Got it. Partnership in creativity 6 days, and partnership in holiness, the seventh. Fun. Learn the difference between making stuff and enjoying the results of making. I walk my garden, and other results of my creativity on Sabbath, and ENJOY them, and admire them, and take the time to appreciate how much I put in, and praise Him for how much He put into me so that I could. LOL!

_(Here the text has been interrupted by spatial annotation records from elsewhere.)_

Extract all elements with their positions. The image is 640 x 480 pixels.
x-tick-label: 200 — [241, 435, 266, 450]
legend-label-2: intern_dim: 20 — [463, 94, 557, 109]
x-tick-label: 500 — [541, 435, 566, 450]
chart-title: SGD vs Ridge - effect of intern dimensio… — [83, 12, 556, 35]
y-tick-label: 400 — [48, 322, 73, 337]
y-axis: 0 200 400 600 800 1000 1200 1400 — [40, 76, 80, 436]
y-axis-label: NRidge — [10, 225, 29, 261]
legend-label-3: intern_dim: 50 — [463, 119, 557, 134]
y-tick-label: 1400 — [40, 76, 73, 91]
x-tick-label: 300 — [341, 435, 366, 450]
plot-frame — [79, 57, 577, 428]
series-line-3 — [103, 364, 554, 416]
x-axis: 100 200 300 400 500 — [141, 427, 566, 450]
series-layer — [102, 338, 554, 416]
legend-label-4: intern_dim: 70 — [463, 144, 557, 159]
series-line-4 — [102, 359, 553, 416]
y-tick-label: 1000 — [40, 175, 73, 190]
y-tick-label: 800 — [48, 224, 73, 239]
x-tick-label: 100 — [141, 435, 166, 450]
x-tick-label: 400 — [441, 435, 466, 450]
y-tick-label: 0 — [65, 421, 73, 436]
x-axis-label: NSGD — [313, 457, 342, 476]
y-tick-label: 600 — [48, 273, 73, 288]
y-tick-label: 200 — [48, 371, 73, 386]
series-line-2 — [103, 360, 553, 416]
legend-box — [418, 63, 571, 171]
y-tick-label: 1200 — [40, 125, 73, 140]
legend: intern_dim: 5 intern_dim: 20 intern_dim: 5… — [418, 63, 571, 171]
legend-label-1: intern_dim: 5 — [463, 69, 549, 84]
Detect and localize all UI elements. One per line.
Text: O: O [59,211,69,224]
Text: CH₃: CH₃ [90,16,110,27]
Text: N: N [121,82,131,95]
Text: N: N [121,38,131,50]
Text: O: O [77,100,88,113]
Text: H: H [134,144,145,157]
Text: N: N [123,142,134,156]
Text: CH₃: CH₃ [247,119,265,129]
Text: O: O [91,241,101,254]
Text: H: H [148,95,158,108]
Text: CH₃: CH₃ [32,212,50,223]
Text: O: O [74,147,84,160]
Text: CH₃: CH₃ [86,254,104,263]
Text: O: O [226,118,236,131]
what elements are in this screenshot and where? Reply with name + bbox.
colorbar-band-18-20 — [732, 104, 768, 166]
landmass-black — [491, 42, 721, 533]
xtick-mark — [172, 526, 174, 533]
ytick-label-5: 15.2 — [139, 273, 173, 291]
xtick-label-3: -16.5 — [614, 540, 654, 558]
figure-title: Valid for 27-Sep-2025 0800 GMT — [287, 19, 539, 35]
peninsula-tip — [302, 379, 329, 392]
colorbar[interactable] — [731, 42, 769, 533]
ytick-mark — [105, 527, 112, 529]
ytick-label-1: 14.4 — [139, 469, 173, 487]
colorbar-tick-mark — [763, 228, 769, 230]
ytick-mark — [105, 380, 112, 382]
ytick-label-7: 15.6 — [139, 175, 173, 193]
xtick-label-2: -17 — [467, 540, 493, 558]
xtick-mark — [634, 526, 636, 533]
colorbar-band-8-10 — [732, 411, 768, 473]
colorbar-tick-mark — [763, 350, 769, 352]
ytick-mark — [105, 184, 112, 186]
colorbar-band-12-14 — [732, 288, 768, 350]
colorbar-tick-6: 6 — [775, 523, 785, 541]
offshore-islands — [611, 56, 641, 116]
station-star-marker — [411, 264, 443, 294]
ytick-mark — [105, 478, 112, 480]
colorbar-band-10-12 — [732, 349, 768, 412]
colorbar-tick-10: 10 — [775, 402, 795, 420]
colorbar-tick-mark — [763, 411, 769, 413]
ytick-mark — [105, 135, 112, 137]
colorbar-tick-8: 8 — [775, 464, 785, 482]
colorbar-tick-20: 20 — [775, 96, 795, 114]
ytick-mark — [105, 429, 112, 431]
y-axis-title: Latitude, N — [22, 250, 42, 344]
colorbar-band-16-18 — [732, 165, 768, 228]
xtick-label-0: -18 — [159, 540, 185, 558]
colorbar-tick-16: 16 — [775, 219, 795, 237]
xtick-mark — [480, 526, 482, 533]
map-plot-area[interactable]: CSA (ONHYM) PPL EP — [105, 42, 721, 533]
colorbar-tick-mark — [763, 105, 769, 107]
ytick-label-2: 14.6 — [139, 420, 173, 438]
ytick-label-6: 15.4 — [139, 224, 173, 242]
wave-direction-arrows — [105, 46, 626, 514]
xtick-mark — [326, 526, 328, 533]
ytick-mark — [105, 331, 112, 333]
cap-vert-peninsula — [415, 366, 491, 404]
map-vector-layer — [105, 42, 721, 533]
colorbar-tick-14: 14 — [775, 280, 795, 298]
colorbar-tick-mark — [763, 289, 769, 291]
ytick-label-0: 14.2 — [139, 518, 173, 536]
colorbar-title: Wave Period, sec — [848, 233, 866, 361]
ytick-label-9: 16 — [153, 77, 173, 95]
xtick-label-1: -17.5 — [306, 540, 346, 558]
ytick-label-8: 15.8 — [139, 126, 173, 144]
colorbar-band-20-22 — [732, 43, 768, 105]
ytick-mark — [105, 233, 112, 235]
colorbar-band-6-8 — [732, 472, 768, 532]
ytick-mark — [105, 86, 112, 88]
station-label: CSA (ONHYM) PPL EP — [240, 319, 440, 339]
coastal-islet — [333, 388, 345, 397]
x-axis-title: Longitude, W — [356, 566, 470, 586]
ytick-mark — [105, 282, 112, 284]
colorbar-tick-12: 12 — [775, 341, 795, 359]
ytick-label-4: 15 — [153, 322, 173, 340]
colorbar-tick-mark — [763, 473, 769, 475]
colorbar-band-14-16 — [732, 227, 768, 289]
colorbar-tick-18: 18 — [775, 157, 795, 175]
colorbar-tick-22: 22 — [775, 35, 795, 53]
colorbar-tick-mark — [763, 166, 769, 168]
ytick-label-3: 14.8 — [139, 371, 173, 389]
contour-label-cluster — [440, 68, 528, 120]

I was reflecting the other day on how critical the necessity is for us to STOP periodically in all our dimensions, whether spiritual, mental or physical, and take a break. It makes even a muscle stronger if you give it a break! Even a breath or a heart beat takes a break! In that pause, we re-remember the exercise; we find the beginning again. To change from glory to glory, even, we have to start over, over and over again. Back to the beginning. Break up the tyranny of time so that we do not succumb to the false worship of it that we use to drive ourselves into the ground and break ourselves off. The heart wears out, I truly believe, if we ask it to conform to the incessant worship of time. If I was not honoring Shabbat, I wonder, looking back, if I would have just gone ahead and had that heart attack that I came so close to. You have to STOP something before you can exercise your true control over it. Shabbat bids me to remember what that looks like. Where’s the brake pedal to life? Shabbat!

Ron

Laurita; The other day you mentioned you grew up keeping Sabbath, well so did I,perhaps the same denomination, The one I grew up in is also very diet/health conscious. There have been studies that show this group has ,on average, a longer life expectancy. I’ve recently wondered if that might have as much or more to do with Sabbath rest as with with diet.

Thomas Elsinger

I enjoyed Laurita’s insights today…taking a break–regularly. And I just read something that supports Skip’s last paragraph in today’s column. David Stern, in his “Jewish New Testament Commentary,” notes that the phrase “Son of Man” in Mark 2:28 may not be referring solely to Yeshua Himself. The “Hebrew ben-adam (literally “son of man”) can mean simply ‘man, person,’ with no Messianic overtone: ‘people control Shabbat’ and not the other way around.”

Yosef Avraham

I have a question. If the word melakah means creative work. When Yeshua healed on the Sabbath, is that creative work?